Here is what is in the logs when I force GC from yourkit...
[ES xxx 01-01 (xxxx)] [gc][young][87406][39154] duration [1.6s], collections [1]/[2.5s], total [1.6s]/[17h], memory [18.1gb]->[17.1gb]/[30gb], all_pools {[young] [1gb]->[32mb]/[0b]}{[survivor] [112mb]->[128mb]/[0b]}{[old] [16.9gb]->[16.9gb]/[30gb]}
[ES xxx 01-01 (xxxx)] [gc][young][87489][39155] duration [1.6s], collections [1]/[1.8s], total [1.6s]/[17h], memory [18.4gb]->[17.1gb]/[30gb], all_pools {[young] [1.3gb]->[0b]/[0b]}{[survivor] [128mb]->[128mb]/[0b]}{[old] [16.9gb]->[16.9gb]/[30gb]}
[ES xxx 01-01 (xxxx)] [gc][old][87496][3] duration [43.2s], collections [1]/[44.2s], total [43.2s]/[1.3m], memory [17.2gb]->[14.9gb]/[30gb], all_pools {[young] [136mb]->[0b]/[0b]}{[survivor] [128mb]->[0b]/[0b]}{[old] [16.9gb]->[14.9gb]/[30gb]}
[ES xxx 01-01 (xxxx)] [gc][young][87576][39156] duration [1.6s], collections [1]/[2.7s], total [1.6s]/[17h], memory [16.3gb]->[15gb]/[30gb], all_pools {[young] [1.3gb]->[0b]/[0b]}{[survivor] [0b]->[80mb]/[0b]}{[old] [14.9gb]->[14.9gb]/[30gb]}
[ES xxx 01-01 (xxxx)] [gc][young][87680][39157] duration [1.5s], collections [1]/[2.1s], total [1.5s]/[17h], memory [16.3gb]->[14.9gb]/[30gb], all_pools {[young] [1.3gb]->[0b]/[0b]}{[survivor] [80mb]->[32mb]/[0b]}{[old] [14.9gb]->[14.9gb]/[30gb]}
[ES xxx 01-01 (xxxx)] [gc][young][87770][39158] duration [1.6s], collections [1]/[1.9s], total [1.6s]/[17h], memory [16.4gb]->[14.9gb]/[30gb], all_pools {[young] [1.4gb]->[0b]/[0b]}{[survivor] [32mb]->[24mb]/[0b]}{[old] [14.9gb]->[14.9gb]/[30gb]}
[ES xxx 01-01 (xxxx)] [gc][young][87861][39159] duration [1.7s], collections [1]/[2.7s], total [1.7s]/[17h], memory [16.4gb]->[14.9gb]/[30gb], all_pools {[young] [1.4gb]->[0b]/[0b]}{[survivor] [24mb]->[24mb]/[0b]}{[old] [14.9gb]->[14.9gb]/[30gb]}
[ES xxx 01-01 (xxxx)] [gc][young][87953][39160] duration [1.5s], collections [1]/[1.9s], total [1.5s]/[17h], memory [16.3gb]->[14.9gb]/[30gb], all_pools {[young] [1.3gb]->[0b]/[0b]}{[survivor] [24mb]->[24mb]/[0b]}{[old] [14.9gb]->[14.9gb]/[30gb]}
[ES xxx 01-01 (xxxx)] [gc][young][88043][39161] duration [1.6s], collections [1]/[1.9s], total [1.6s]/[17h], memory [16.4gb]->[14.9gb]/[30gb], all_pools {[young] [1.4gb]->[0b]/[0b]}{[survivor] [24mb]->[32mb]/[0b]}{[old] [14.9gb]->[14.9gb]/[30gb]}
[ES xxx 01-01 (xxxx)] [gc][old][88079][4] duration [37.9s], collections [1]/[38.1s], total [37.9s]/[2m], memory [15.5gb]->[14.9gb]/[30gb], all_pools {[young] [544mb]->[8mb]/[0b]}{[survivor] [32mb]->[0b]/[0b]}{[old] [14.9gb]->[14.9gb]/[30gb]}
As you can see I forced it twice and not much got collected...

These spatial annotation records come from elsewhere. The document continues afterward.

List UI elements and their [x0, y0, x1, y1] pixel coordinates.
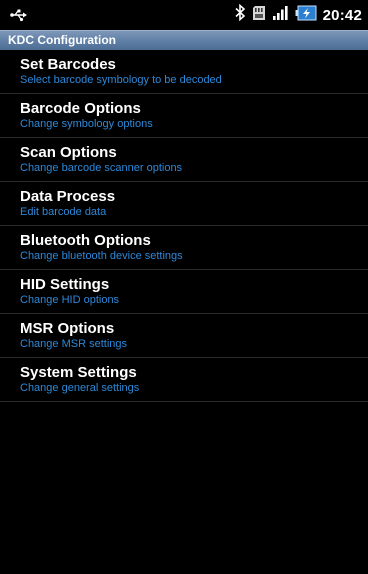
- menu-item-subtitle: Change MSR settings: [20, 338, 127, 350]
- menu-item-title: Data Process: [20, 188, 116, 205]
- signal-icon: [272, 5, 289, 26]
- menu-item-title: HID Settings: [20, 276, 110, 293]
- menu-item-scan-options[interactable]: Scan Options Change barcode scanner opti…: [0, 138, 368, 182]
- menu-item-title: Set Barcodes: [20, 56, 116, 73]
- battery-icon: [295, 5, 317, 26]
- menu-item-set-barcodes[interactable]: Set Barcodes Select barcode symbology to…: [0, 50, 368, 94]
- app-title: KDC Configuration: [8, 33, 116, 47]
- menu-item-title: Bluetooth Options: [20, 232, 151, 249]
- menu-item-subtitle: Select barcode symbology to be decoded: [20, 74, 222, 86]
- menu-item-barcode-options[interactable]: Barcode Options Change symbology options: [0, 94, 368, 138]
- menu-item-title: Barcode Options: [20, 100, 141, 117]
- menu-item-subtitle: Change bluetooth device settings: [20, 250, 183, 262]
- bluetooth-icon: [235, 3, 246, 26]
- menu-item-hid-settings[interactable]: HID Settings Change HID options: [0, 270, 368, 314]
- menu-item-system-settings[interactable]: System Settings Change general settings: [0, 358, 368, 402]
- menu-item-subtitle: Change barcode scanner options: [20, 162, 183, 174]
- menu-item-subtitle: Change general settings: [20, 382, 140, 394]
- menu-item-subtitle: Change symbology options: [20, 118, 153, 130]
- menu-item-subtitle: Edit barcode data: [20, 206, 107, 218]
- menu-item-msr-options[interactable]: MSR Options Change MSR settings: [0, 314, 368, 358]
- sd-card-icon: [252, 5, 266, 26]
- menu-item-title: System Settings: [20, 364, 137, 381]
- app-title-bar: KDC Configuration: [0, 30, 368, 50]
- menu-item-bluetooth-options[interactable]: Bluetooth Options Change bluetooth devic…: [0, 226, 368, 270]
- clock: 20:42: [322, 6, 362, 24]
- status-bar: 20:42: [0, 0, 368, 30]
- settings-menu: Set Barcodes Select barcode symbology to…: [0, 50, 368, 402]
- menu-item-title: Scan Options: [20, 144, 117, 161]
- usb-icon: [10, 8, 28, 22]
- status-icons: 20:42: [229, 3, 362, 26]
- menu-item-title: MSR Options: [20, 320, 115, 337]
- menu-item-subtitle: Change HID options: [20, 294, 120, 306]
- menu-item-data-process[interactable]: Data Process Edit barcode data: [0, 182, 368, 226]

Also using doc_values as much as possible. The field data and filter caches are minimal. About 5mb and 30mb per node respectively.
Is it the memory mapped files that are taking up the space? Right now the cluster is idle.
Does this mean I need to add more nodes to lower the memory consumption?